While former U.S. Sen. Jesse Helms may be lionized as a champion of the conservative right, his legacy will forever be tainted by his regressive views on race.
Helms, who died Friday at age 86, was eulogized as an icon and Southern gentleman at his funeral Tuesday. Vice President Dick Cheney, a delegation of U.S. senators and hundreds of other mourners were on hand for the occasion.
But while he was beloved by many conservatives, even his admirers would concede that he was a polarizing figure. As his obituary notes, he never lost a political race since winning election to the Senate in 1972, but he never won by a large margin, either.
One of his closest brushes with defeat came in the first of two races against former Charlotte Mayor Harvey Gantt, who is black, in 1990. In that campaign, Helms aired the infamous commercial of a white fist crumpling up a job application as a narrator said, "You needed that job, and you were the best qualified. But they had to give it to a minority because of a racial quota. Is that really fair?"
Unlike former high-profile segregationists such as South Carolina Sen. Strom Thurmond and Alabama Gov. George Wallace, Helms' backward views on race never evolved and he never recanted them.
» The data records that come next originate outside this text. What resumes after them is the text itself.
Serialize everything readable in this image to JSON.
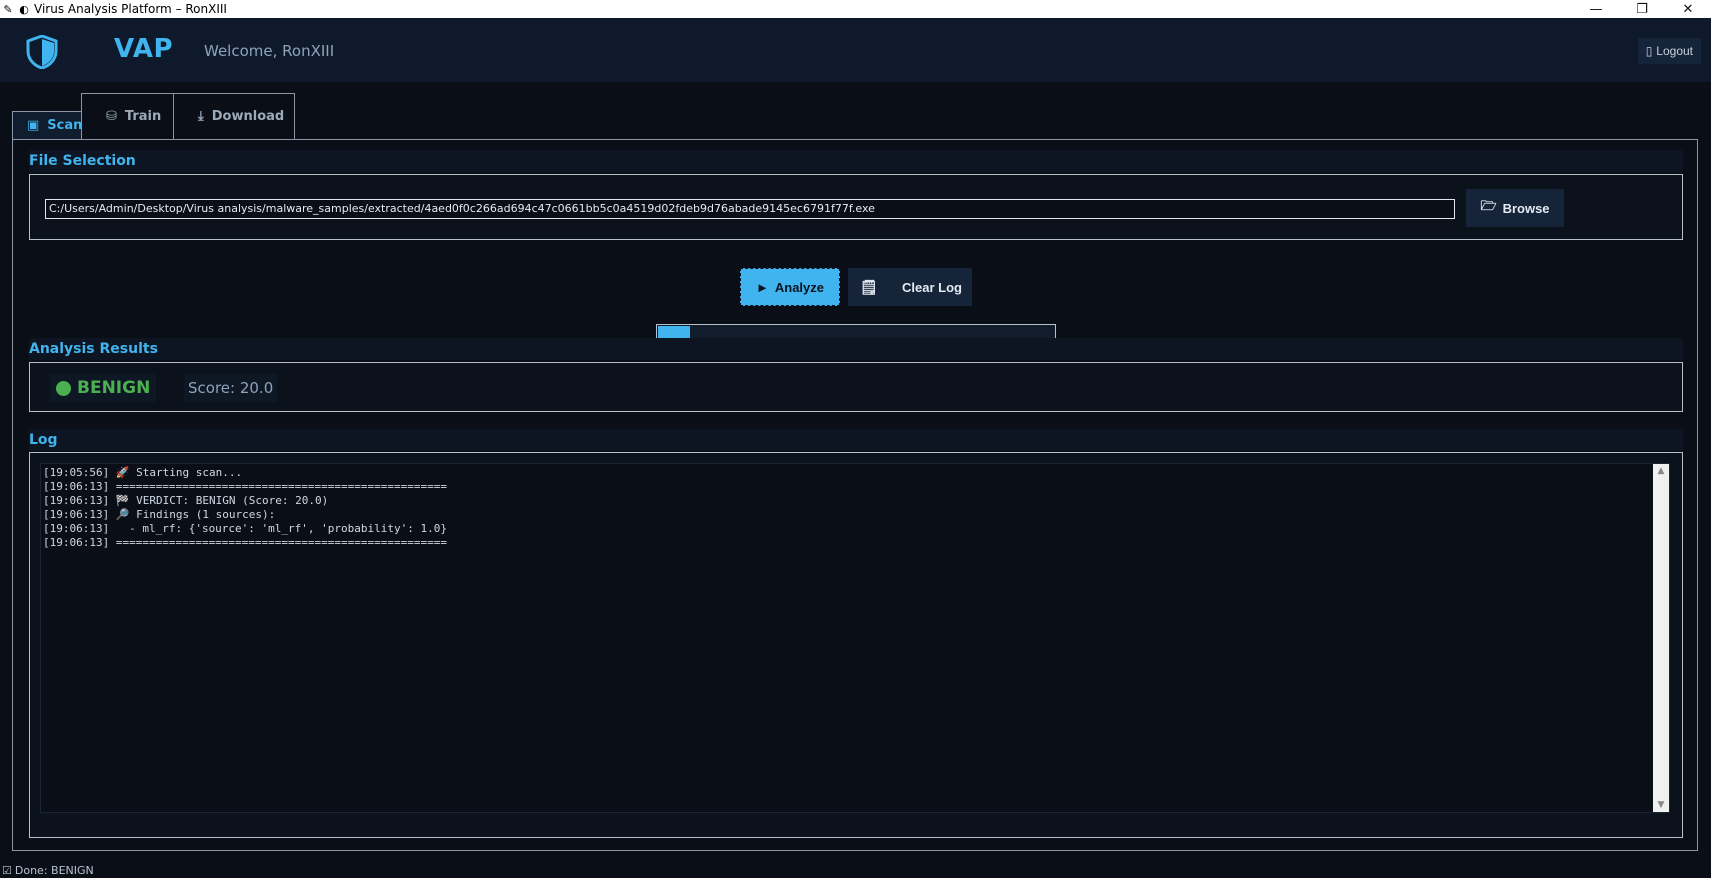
{
  "window": {
    "title": "Virus Analysis Platform – RonXIII",
    "controls": {
      "minimize": "—",
      "maximize": "❐",
      "close": "✕"
    },
    "app_icon_glyphs": [
      "✎",
      "◐"
    ]
  },
  "header": {
    "logo_icon": "shield-icon",
    "brand": "VAP",
    "welcome": "Welcome, RonXIII",
    "logout_icon": "▯",
    "logout_label": "Logout"
  },
  "tabs": [
    {
      "label": "Scan",
      "icon": "▣",
      "active": true
    },
    {
      "label": "Train",
      "icon": "⛁",
      "active": false
    },
    {
      "label": "Download",
      "icon": "⤓",
      "active": false
    }
  ],
  "file_selection": {
    "title": "File Selection",
    "path": "C:/Users/Admin/Desktop/Virus analysis/malware_samples/extracted/4aed0f0c266ad694c47c0661bb5c0a4519d02fdeb9d76abade9145ec6791f77f.exe",
    "browse_icon": "🗁",
    "browse_label": "Browse"
  },
  "actions": {
    "analyze_icon": "►",
    "analyze_label": "Analyze",
    "clear_icon": "🗒",
    "clear_label": "Clear Log"
  },
  "progress": {
    "value": 0.08
  },
  "results": {
    "title": "Analysis Results",
    "verdict": "BENIGN",
    "verdict_color": "#4caf50",
    "score_text": "Score: 20.0"
  },
  "log": {
    "title": "Log",
    "lines": [
      "[19:05:56] 🚀 Starting scan...",
      "[19:06:13] ==================================================",
      "[19:06:13] 🏁 VERDICT: BENIGN (Score: 20.0)",
      "[19:06:13] 🔎 Findings (1 sources):",
      "[19:06:13]   - ml_rf: {'source': 'ml_rf', 'probability': 1.0}",
      "[19:06:13] =================================================="
    ]
  },
  "status": {
    "icon": "☑",
    "text": "Done: BENIGN"
  },
  "colors": {
    "accent": "#3fb4ee",
    "background": "#0a0f17",
    "header": "#0e1a2b",
    "benign": "#4caf50"
  }
}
As a senator, Helms voted repeatedly against civil rights legislation, such as extension of the voting rights act and domestic programs favored by blacks. He sponsored bills barring court-ordered school busing for integration, and waged a filibuster against efforts to institute a national Martin Luther King holiday.
Helms was the leading Senate supporter of apartheid South Africa. He also defended white Rhodesia, speaking out against efforts to negotiate its independence from England.
Although he relented during his last year in office, for years he opposed U.S. participation in efforts to combat AIDS in Africa, saying the disease was God's punishment of homosexuals. He also sponsored an amendment to the Foreign Assistance Act in 1973 that denied funding to any family planning organization that provided information about abortion, thus depriving millions of Third World women access to assistance.
Helms often used coded racial references in his campaigns to divide the electorate. He also railed against black leaders such as King and the Rev. Jesse Jackson in speeches and fundraising letters.
Helms may well be admired for his strong anti-Communist stance, his early support of Ronald Reagan and his deeply held convictions. But history has proven him wrong on matters of race, gender and sexual orientation.
As he is laid to rest, we can only be grateful that fewer and fewer people share his views.